By then, firefighters had already put heavy hose streams in place to cool the derailed tank cars. (A footnote here: Remember that the boiling point of propane is -43.67F. Applying water to tanks that are not on fire can cause the liquid propane to boil faster, increasing the pressure inside the tanks. If the water in the hoselines was just at 32F, the freezing point of water, for example, that is 75 degrees above the boiling point of the liquid propane. In many cases the temperature of the water will be much higher. Water from booster tanks that was in heated fire stations can be in the 70s or higher.)
Railroad personnel began clearing the right-of-way to get rail traffic moving again as soon as possible. They complained the mud created by the "cooling" efforts of emergency responders was making it difficult for their workers, so the hoselines were shut down, but left in place.
Photo courtesy of Waverly Fire Department
A piece of railroad tank car 83013. Pieces of the tank car were rocketed 330 feet by the explosion.
By 2:15 P.M., the tracks had been cleared of all derailed cars. One derailed tank car, number 83013, had been moved some 12 feet from its original resting point under several other rail cars.

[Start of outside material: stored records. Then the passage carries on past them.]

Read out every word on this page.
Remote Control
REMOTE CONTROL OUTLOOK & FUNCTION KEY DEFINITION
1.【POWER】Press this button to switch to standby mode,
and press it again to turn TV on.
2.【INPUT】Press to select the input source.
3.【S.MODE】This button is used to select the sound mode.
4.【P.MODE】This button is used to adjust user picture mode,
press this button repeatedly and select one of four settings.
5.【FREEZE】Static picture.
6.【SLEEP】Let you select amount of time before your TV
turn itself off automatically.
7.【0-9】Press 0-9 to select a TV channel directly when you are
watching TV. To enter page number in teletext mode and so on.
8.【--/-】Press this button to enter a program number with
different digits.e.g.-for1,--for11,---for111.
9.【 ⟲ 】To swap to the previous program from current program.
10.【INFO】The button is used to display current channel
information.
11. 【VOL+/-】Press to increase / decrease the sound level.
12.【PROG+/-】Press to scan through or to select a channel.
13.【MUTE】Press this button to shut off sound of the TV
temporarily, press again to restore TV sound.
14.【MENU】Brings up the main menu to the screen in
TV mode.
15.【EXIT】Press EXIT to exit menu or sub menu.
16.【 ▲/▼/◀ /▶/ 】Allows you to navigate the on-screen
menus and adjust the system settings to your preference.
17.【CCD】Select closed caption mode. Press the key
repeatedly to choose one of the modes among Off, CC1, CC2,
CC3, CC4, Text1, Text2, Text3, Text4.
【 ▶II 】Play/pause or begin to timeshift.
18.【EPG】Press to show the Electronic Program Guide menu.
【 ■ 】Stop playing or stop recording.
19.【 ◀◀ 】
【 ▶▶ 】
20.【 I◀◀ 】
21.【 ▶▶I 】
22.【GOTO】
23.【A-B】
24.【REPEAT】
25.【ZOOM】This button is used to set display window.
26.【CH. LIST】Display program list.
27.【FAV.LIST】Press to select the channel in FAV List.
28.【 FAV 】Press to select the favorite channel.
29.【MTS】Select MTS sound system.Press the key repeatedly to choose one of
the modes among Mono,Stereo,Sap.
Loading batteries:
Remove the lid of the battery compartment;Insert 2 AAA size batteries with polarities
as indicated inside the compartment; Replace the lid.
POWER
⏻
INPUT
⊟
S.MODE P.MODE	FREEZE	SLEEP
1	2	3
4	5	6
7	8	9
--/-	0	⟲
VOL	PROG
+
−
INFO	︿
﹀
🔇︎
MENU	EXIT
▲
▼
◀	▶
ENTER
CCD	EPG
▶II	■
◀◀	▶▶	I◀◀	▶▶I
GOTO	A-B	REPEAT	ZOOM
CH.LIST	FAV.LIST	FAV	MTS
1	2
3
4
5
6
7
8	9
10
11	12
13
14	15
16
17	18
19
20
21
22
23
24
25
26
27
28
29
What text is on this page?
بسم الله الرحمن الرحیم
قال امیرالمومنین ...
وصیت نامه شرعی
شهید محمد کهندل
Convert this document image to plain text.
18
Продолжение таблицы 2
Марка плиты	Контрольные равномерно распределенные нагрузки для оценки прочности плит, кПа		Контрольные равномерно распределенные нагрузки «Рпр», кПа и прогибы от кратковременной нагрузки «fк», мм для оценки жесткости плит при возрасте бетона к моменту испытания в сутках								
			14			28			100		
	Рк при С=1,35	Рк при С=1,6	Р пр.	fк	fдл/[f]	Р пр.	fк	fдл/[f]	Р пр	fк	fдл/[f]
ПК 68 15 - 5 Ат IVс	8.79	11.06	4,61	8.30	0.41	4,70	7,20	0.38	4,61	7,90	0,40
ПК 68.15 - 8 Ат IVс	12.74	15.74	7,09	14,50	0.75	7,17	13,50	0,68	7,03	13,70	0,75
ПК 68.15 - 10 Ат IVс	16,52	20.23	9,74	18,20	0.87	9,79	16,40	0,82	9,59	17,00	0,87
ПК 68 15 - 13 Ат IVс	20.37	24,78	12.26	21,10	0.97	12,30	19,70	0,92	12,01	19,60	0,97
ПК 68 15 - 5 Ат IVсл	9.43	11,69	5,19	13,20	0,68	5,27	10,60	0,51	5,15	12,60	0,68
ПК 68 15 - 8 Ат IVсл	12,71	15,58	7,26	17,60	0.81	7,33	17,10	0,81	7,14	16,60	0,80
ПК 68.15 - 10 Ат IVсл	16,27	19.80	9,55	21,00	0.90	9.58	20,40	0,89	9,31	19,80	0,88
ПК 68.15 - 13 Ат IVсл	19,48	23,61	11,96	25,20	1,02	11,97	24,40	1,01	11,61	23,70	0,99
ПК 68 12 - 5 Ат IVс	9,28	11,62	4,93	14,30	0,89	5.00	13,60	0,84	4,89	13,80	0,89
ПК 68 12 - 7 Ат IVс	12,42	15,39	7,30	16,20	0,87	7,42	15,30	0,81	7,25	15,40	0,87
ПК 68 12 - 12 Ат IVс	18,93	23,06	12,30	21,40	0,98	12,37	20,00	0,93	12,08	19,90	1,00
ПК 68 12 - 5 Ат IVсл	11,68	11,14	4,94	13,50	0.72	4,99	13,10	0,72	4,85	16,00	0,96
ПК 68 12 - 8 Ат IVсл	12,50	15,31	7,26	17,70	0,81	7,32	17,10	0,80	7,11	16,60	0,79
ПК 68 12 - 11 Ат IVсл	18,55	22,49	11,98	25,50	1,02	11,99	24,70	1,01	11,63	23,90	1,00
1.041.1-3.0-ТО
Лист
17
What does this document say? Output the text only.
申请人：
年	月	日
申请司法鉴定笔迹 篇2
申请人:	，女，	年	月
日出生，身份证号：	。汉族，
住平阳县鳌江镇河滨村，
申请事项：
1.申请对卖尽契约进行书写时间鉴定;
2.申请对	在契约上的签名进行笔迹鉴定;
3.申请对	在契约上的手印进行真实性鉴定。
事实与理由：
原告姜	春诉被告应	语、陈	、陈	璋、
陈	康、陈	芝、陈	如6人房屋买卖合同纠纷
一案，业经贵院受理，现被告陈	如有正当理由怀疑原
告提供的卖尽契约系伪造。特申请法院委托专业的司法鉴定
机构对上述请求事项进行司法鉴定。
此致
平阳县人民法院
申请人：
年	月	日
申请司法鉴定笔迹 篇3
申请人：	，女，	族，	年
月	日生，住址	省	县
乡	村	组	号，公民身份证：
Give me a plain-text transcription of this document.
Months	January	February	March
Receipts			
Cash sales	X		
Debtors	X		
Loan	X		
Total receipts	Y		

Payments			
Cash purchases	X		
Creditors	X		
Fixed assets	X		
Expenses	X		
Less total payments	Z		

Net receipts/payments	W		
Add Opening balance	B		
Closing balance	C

The L&N line was reopened to limited rail traffic at 8 P.M. Up to that point, no efforts had been made to deal with the liquid propane still in the tank cars.
At the direction of the L&N Railroad, crews were dispatched to offload the propane tank cars. They arrived on scene at about 1 P.M. the next day, Feb. 24.
Before the off loading process was to begin, air monitoring of the area with combustible gas indicators revealed no leaks or propane in the area. Because of the lack of catastrophic events surrounding the derailment, the evacuation was relaxed and Waverly was pretty much back to business as usual by the time the off loading was to begin. In fact, people were observed smoking in the area of the derailed propane tank cars. The fire chief, police chief, a fire crew and two representatives of Tennessee Civil Defense were on scene along with railroad workers and personnel from a private contractor.